More work for the village


Thursday morning and I’ve made my traditional first of school trip to the Mineola Primary School to see the smiling teachers and crying mommies and daddies. (I’m not making fun – I was there once too.) My shoes are now situated in front of my tiny space heater to dry out from this morning’s trek in the downpour.

I’ve heard lots of people talk about not remembering an August this rainy. I do remember another rainy first day of school when I saw Mineola Superintendent Kim Tunnell walking a little tyke in under an umbrella. That was the picture that got away that year. This year, as I was walking out of the end of the building I saw a mom toting something. It took a couple of seconds to take in what she was carrying. It was swathed in black and at first appeared to be a car seat and something else. Then I realized she had a little (but not all that little) girl in a black jacket grasped under her arms and was toting her across the driveway in a motherly effort to keep her feet from getting wet.

It was such a small thing, but the mom carrying her daughter over the water made an impression on me. She was thinking of her child’s welfare, trying to keep her new-looking little pink sneakers out of the water and preventing her from enduring her first day of school with cold, soggy feet. It probably wasn’t all that easy. She wasn’t a large woman, the mother, and the daughter wasn’t a tiny child.

This morning I spent a little time perusing social media and looking at folks’ first day of school posts. We always did those too, except they went on our refrigerator. Now they go on social media.

It’s a different world as an empty-nester. There are lots of things I miss, but some others I really don’t. One is the scavenger hunt for school supplies. Inevitably there would be something on the list that, if you were lucky you’d find in a small stash on a shelf in Walmart or the Dollar Store. Oftentimes we had to go to Tyler for things.

I’ve seen the parents wandering, heads down as they walk, studying the supply lists in the stores. Poor souls, I think. This too shall pass. But it’s one of the many countless quiet sacrifices some parents make for their offspring. My heart goes out to them for their efforts.

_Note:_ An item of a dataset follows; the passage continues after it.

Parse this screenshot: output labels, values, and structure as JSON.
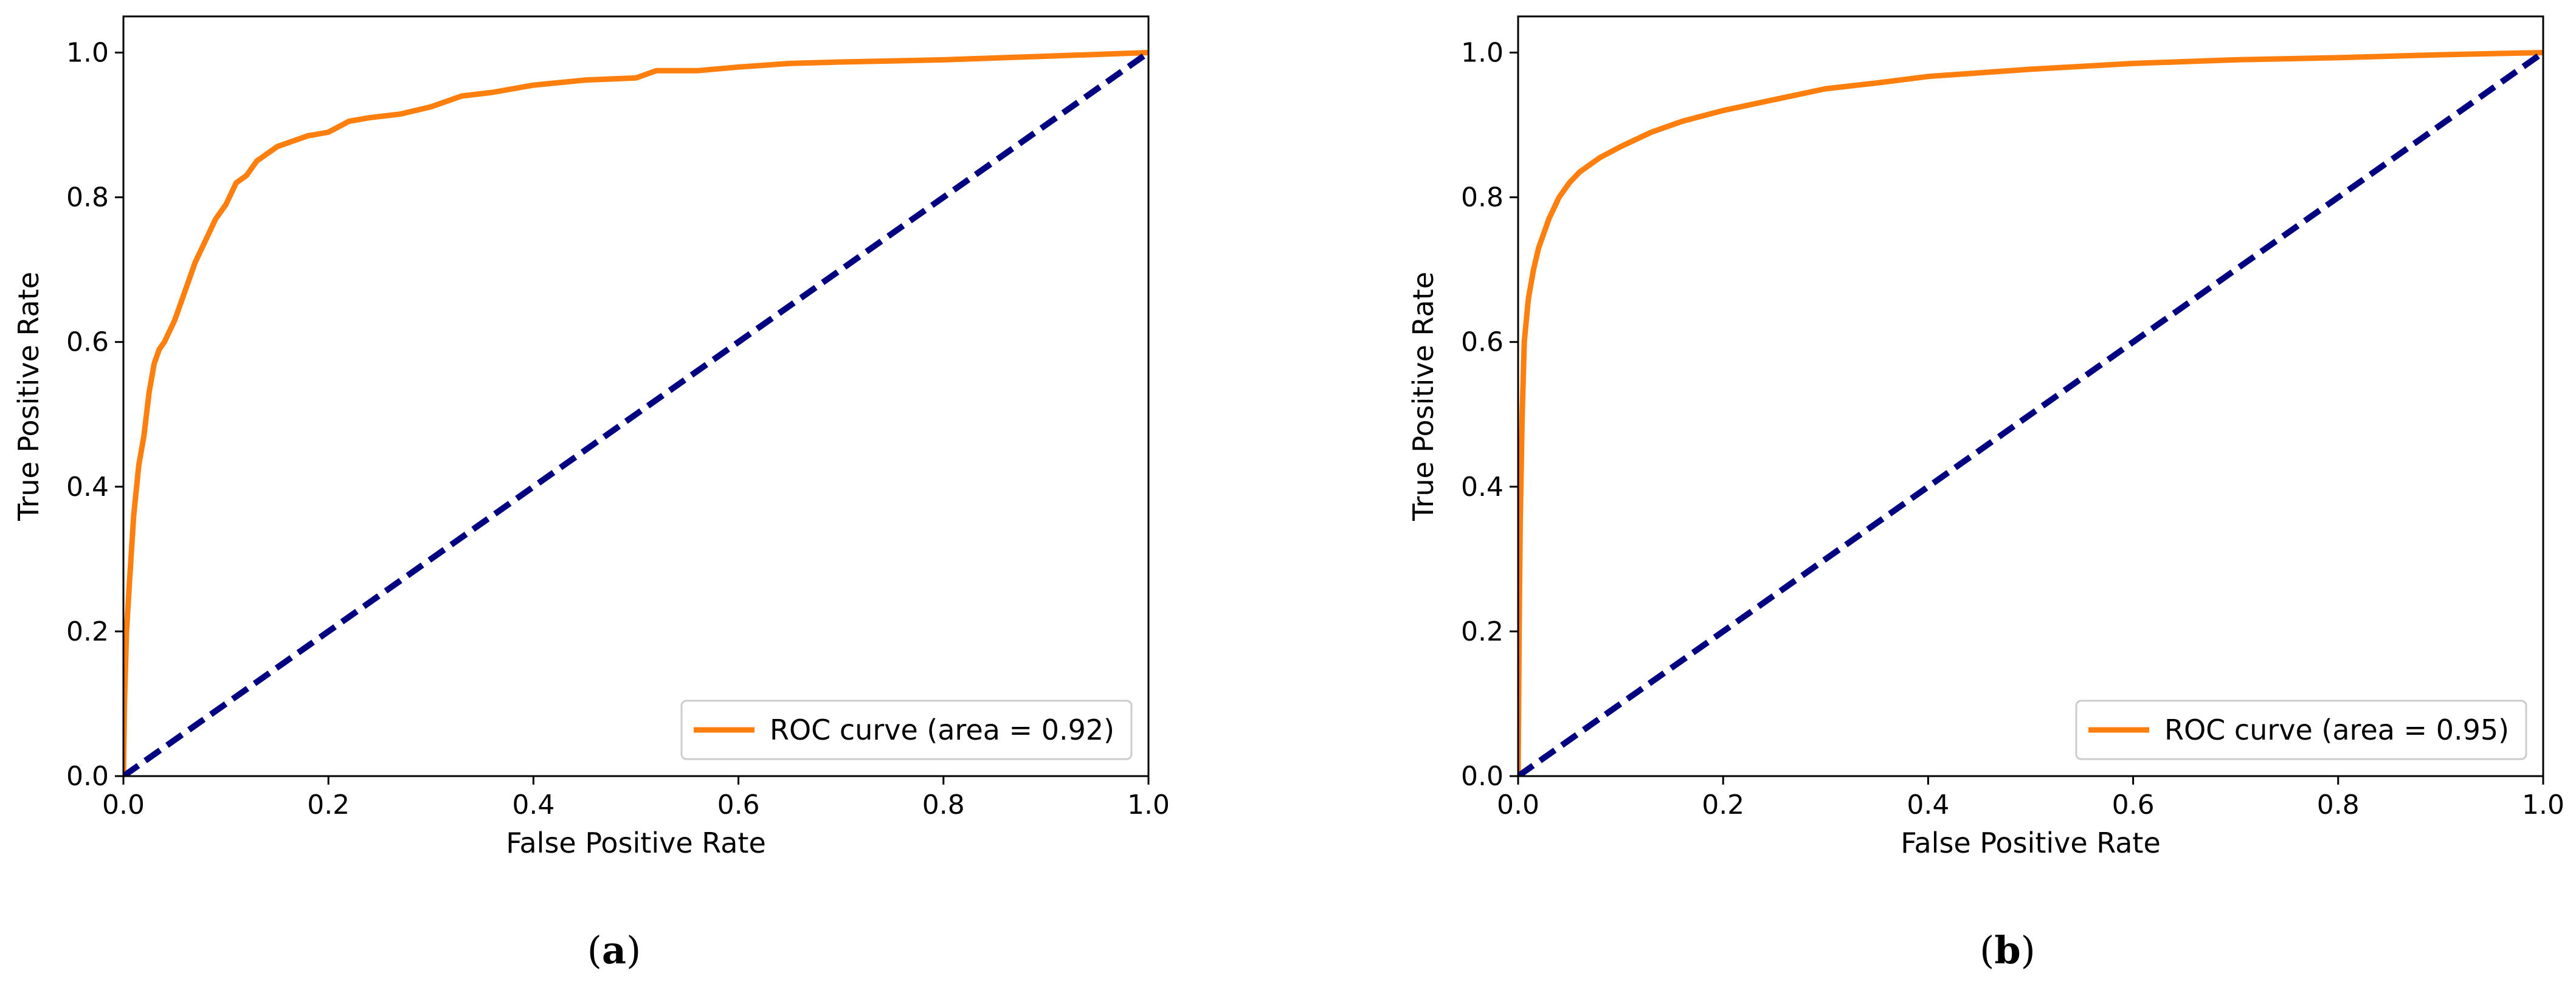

On this first day of school in the Mineola School District where they’re starting a little earlier than some other schools because they’re a District of Innovation, I know there are parents who will be investing much more in the development of a future human being to become a contributing member of society. I want to tell them, take the job seriously. It will be one of the most important, if not the most important, jobs you ever undertake. And yes, I do believe it takes a village to raise a child. I’m thankful we have such a good village.